Stop-Motion Animator Visits University

The final installment of Monmouth’s “ART NOW” series came to Wilson Hall on Thursday, Feb. 6, showcasing the work of accomplished stop-motion painter, Jennifer Levonian. Much like the previous guests of the visiting artist series presented by Professor Michael Richison, Levonian’s work is accomplished through multiple mediums. Her presentation, which involved both a lecture and interactive workshop, highlighted the process of animating paintings to produce short films.
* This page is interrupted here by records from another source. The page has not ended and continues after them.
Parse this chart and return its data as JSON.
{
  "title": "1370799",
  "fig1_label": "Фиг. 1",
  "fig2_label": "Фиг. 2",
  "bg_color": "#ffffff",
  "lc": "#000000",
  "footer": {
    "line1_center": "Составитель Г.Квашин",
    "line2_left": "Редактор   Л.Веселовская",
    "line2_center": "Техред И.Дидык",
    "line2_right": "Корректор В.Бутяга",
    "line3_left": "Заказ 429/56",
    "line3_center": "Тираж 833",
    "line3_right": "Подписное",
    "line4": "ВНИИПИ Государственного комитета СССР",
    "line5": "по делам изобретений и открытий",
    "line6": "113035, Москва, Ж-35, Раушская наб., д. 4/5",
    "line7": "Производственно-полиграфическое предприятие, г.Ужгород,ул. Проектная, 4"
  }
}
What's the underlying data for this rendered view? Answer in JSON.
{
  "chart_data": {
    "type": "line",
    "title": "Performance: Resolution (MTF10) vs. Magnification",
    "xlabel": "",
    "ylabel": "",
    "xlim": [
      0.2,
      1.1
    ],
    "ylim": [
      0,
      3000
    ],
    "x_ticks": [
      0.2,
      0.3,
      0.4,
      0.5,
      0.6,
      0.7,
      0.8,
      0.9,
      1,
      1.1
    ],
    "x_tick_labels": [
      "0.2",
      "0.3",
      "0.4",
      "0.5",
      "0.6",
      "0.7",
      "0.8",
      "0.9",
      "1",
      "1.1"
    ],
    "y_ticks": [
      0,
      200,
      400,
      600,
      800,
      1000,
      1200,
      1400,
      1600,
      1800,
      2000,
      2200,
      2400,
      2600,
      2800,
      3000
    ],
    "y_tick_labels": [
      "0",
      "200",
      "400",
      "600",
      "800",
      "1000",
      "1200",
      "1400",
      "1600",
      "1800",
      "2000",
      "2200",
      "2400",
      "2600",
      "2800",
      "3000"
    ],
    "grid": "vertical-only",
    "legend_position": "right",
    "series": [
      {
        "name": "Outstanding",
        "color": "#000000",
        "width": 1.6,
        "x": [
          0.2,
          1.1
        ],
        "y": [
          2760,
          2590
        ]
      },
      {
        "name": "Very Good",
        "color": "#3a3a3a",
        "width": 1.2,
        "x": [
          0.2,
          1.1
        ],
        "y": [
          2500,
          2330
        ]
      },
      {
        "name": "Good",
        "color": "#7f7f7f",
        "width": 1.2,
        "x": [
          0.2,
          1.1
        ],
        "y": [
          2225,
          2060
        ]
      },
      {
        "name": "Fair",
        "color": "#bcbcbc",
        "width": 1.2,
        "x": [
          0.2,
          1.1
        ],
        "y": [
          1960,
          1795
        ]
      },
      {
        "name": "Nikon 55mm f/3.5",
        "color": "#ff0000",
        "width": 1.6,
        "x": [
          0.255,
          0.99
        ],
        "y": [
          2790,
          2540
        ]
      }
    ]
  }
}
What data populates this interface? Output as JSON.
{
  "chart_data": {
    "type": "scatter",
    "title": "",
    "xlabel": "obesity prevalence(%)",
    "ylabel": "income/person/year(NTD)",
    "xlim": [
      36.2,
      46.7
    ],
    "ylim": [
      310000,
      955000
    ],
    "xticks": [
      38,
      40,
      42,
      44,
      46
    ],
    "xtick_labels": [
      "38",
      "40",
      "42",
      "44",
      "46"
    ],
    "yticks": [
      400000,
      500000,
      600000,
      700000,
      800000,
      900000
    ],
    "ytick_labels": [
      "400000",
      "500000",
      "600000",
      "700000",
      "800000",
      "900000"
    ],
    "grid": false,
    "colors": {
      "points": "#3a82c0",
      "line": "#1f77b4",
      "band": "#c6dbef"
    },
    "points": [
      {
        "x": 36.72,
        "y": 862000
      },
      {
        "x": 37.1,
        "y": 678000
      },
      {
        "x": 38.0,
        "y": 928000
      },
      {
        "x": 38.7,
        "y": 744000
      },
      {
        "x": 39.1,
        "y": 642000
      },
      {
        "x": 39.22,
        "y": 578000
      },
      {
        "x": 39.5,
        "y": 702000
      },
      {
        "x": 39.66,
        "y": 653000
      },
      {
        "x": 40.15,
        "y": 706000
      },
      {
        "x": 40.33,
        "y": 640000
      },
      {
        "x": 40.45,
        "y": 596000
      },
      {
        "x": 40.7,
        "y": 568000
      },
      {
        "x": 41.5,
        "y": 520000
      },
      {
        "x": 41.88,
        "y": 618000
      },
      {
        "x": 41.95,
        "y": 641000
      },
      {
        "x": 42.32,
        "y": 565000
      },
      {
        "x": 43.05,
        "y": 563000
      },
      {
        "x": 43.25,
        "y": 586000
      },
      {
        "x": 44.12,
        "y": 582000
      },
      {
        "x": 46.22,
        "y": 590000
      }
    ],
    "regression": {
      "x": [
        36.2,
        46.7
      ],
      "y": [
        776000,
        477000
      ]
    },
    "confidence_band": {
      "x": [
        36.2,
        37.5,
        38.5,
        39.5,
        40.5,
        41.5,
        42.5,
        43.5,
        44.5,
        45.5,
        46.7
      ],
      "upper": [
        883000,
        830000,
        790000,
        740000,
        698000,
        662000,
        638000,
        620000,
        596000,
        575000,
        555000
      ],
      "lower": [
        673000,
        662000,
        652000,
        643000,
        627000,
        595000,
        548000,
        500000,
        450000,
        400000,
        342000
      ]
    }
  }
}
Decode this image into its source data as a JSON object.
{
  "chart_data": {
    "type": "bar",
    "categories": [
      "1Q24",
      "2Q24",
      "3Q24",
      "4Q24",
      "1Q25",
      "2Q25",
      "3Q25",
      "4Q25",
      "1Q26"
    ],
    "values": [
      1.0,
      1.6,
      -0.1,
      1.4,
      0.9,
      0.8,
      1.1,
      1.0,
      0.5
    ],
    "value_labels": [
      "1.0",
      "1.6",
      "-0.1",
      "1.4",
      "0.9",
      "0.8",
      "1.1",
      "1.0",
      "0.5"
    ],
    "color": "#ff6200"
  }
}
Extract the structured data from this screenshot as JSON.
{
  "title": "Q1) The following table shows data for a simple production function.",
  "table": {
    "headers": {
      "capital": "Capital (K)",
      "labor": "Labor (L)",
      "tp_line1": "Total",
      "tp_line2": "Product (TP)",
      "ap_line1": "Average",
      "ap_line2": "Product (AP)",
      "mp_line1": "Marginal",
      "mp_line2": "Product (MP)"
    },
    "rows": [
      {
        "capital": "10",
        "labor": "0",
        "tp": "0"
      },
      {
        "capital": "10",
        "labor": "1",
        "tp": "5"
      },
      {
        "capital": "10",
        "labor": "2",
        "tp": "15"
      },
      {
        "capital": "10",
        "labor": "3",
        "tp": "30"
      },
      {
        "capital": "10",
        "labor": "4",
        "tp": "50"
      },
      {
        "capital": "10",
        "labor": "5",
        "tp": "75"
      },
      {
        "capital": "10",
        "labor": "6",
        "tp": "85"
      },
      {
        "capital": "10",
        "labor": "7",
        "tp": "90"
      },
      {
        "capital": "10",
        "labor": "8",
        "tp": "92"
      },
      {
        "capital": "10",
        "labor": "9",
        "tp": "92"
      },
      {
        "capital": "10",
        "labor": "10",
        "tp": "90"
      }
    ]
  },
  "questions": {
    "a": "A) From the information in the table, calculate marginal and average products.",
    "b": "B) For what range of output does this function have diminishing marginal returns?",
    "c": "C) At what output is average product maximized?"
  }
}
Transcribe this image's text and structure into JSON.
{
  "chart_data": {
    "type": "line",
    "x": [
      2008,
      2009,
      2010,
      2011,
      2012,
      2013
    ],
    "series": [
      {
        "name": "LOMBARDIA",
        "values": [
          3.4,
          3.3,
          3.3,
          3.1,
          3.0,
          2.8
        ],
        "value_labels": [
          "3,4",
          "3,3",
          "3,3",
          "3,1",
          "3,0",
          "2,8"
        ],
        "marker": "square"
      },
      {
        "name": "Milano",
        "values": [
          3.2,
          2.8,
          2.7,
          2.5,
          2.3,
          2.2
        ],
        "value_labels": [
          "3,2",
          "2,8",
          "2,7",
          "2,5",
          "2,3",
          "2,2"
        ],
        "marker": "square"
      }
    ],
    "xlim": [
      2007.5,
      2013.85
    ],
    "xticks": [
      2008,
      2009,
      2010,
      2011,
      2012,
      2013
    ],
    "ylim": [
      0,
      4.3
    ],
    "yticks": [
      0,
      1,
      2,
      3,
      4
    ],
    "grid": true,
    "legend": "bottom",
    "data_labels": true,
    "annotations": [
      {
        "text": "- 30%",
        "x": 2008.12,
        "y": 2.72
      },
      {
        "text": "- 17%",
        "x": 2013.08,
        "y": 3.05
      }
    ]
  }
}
Levonian first became interested in this unique medium while she was studying painting at the graduate level and signed up for an animation course taught by recent Oscar nominee David Sousa. This introduction to the world of short film opened up new doors for Levonian, who quickly fell in love with the medium.

She began painting puppets that required multiple moving parts, which were then filmed and edited to give the illusion of motion. Using this stop-motion technique, Levonian went on to create films that have been featured in places like the Philadelphia Museum of Art and the National Portrait Gallery.

Some of these short films were screened during the presentation on Thursday, including a very relatable piece called, “The Poetry Winner.” This short featured a character named Caitlyn, who had just finished college for the semester and was spending her summer as a grocery store clerk. The story culminates with Caitlyn’s declaration to a fussy customer that she is, in fact, a poetry winner, thus validating herself among a mundane hometown life.

Levonian dealt with a lot of powerful themes in this seven-minute short, and each one of them had something that all college students can relate to. Most prominent was the discernable gap between the teenage years and adulthood, showcased by the juxtaposition of philosophical paper titles and ordinary cash register functions. For many students, this was a very accurate representation of the common transition from a childhood home to. a dorm room.

“I work retail every summer, so ‘The Poetry Winner’ made a lot of sense to me,” said senior Kevin Wells. “There’s a real difference between life at college and life at home, and I think the film really captured that.”

While “The Poetry Winner” had universal themes, Levonian’s next short was directed more toward women and told a story from a feminist perspective. This short, set during a bridal shower, was called “Her Slip is Showing.” Levonian explained that her goal was to highlight female friendships, which she accomplished by using flashbacks to show how the relationship between two women had changed over time.

This commitment to strong female characters was inspired by The Bechdel Test, which passes or fails movies based on an adherence to the following characteristics: the movie has two or more female characters, the female characters interact with each other, and the female characters interact with each other about something other than a man.

To one student, telling a story through a feminine voice is a very worthwhile cause.

“I hadn’t heard of the Bechdel Test before today,” explained Maddie Renner, a junior, “but it was amazing to hear how many movies actually didn’t pass the test. I really admire [Levonian] for sticking to the Bechdel guidelines and featuring female characters in her stories.”

Levonian went on to screen two more shorts, each from a uniquely entertaining perspective. The first was “The Oven Sky,” a testament to real occurrences in Levonian’s neighborhood in Philadelphia. The final short screened was called “Buffalo Milk Yogurt,” which featured a humorous look at the happenings of an innocent grocery store. Both films were well-received by the audience, and helped to expose many students to an up-and-coming medium that isn’t yet represented by popular culture.

“I’m not really into art,” said freshman Brian Olson, “so I didn’t think I would get a lot out of this program. But a lot of the shorts were pretty funny, and they really held my attention. I was surprised by [Levonian]’s work.”

The “ART NOW” series, as a whole, was designed to expose students to transcendent new mediums, and Levonian’s work has surely done this. Her impressive use of multiple mediums serves not only as an artistic marvel, but also a distinctive and powerful storytelling voice. After Levonian’s lecture and extensive work shop, one can only hope that the audience was inspired to pursue this medium, and use it as a vehicle to tell their own stories in the future.